Thursday, April 23, 2015

the last book I ever read (Tennessee Williams: Mad Pilgrimage of the Flesh, excerpt six)

from Tennessee Williams: Mad Pilgrimage of the Flesh: A Biography by John Lahr:

Brando’s acting style was the performing equivalent of jazz. The notes were there, but Brando played them in a way that was uniquely personal to him. In his ability to call out of dialogue a heightened sense of emotional truth, the freedom of his stage behavior was mesmerizing and revolutionary. Instead of making everything learned and clear, Brando let the lines play on him and rode his emotions wherever they led him. “He even listened experientially,” Kazan said. “It’s as if you were playing on something. He didn’t look at you, and he hardly acknowledged what you were saying. He was tuned in to you without listening to you intellectually or mentally. It was a mysterious process . . . . There was always an element of surprise in what he did.” By turns charming, witty, wounded, cruel—Brando presented the public with an immediacy that seemed un-worked out; his reliance on impulse made him unpredictable and therefore dangerous. For both actor and audience the experience was a submersion in emotional contradiction. “There are no ‘good’ or ‘bad’ people,” Williams wrote to Kazan when negotiations with Selznick seemed to have broken down. “Nobody sees anybody truly, but all through the flaws of their own ego.” Brando incarnated this ambivalence and made it sensational.

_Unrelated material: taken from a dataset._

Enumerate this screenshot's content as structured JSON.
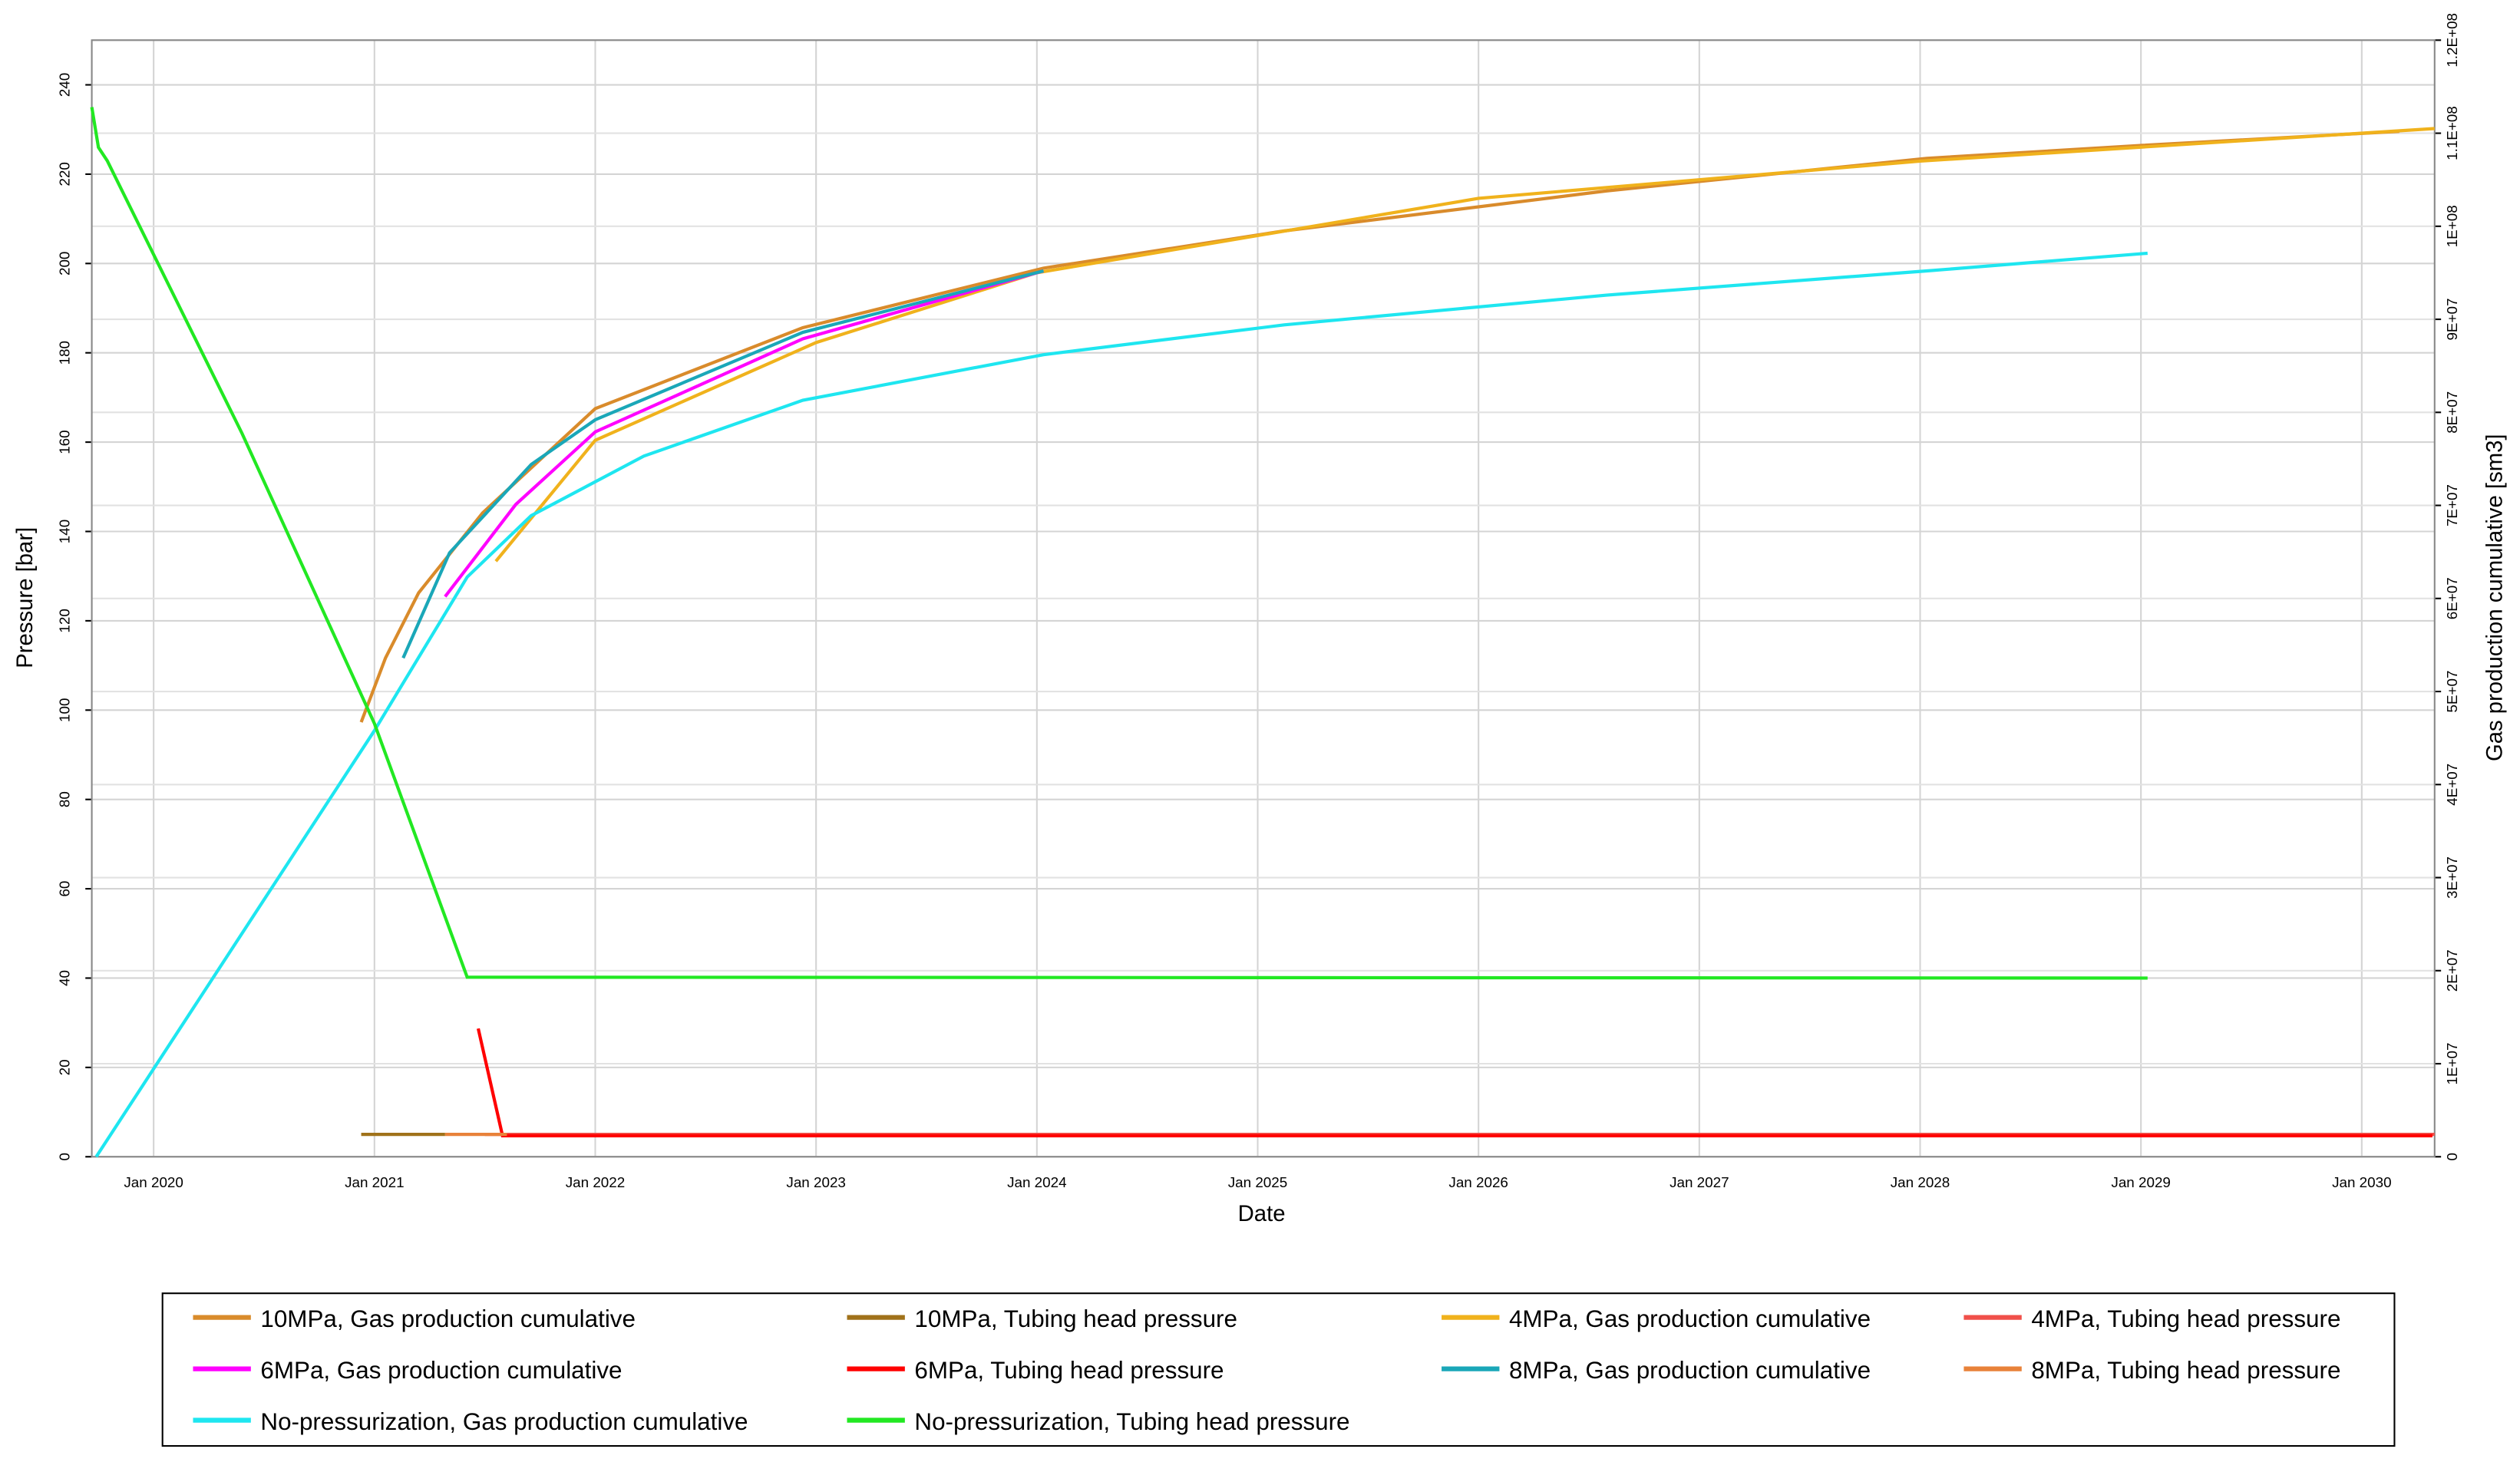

Over the years, as the legend of his performance as Stanley grew from its initial mixed critical response to what the New York Times in his obituary called “epochal,” many theatricals took credit for casting him. Audrey Wood claimed it was her husband William Liebling; with more justification, Kazan maintained it was him; Brando insisted that Harold Churman planted the idea in Kazan’s head. “Gadg and Irene both said I was probably too young, and she was especially unenthusiastic about me,” Brando recalled in his autobiography. After pondering the script for a few days, even Brando called Kazan to decline the role. The part, he felt, was “a size too large.” “The line was busy,” Brando recalled later. “Had I spoken to him at that moment, I’m certain I wouldn’t have played the role. I decided to let it rest for a while and the next day he called me and said: ‘Well, what is it—yes or no?’ I gulped and said ‘Yes.’” To Kazan, Brando was “a shot in the dark”: now only Williams needed convincing. Kazan called Williams, gave Brando twenty dollars, and sent him up to Provincetown to read. “That’s all I said,” Kazan recalled. “I waited. No return call. After three days I called Tennessee and asked him what he’d thought of the actor I’d sent him. ‘What actor?’ he asked. No one had showed up, so I figured I’d lost twenty bucks and began to look elsewhere.”

Brando, who was broke, had decided to hitchhike with his girlfriend to Provincetown. When he finally arrived at Rancho Pancho around dusk in the last week of August, Brando walked into a scene of “domestic cataclysm,” according to Williams. The kitchen floor was flooded, the toilets were blocked, and the light fuse had blown. Like the blackout during the Wingfields’ supper, Williams and his houseguests were plunged “into everlasting darkness.” “It was all too much for Pancho,” Williams said. “He packed up and said he was going back to Eagle Pass. However he changed his mind, as usual.” To Williams, Brando was a spectacle of both beauty—“He was just about the best-looking young man I’ve ever seen”—and prowess. Brando fixed the lights, then unblocked the pipes. “You’d think he had spent the entire antecedent life repairing drains,” Williams said.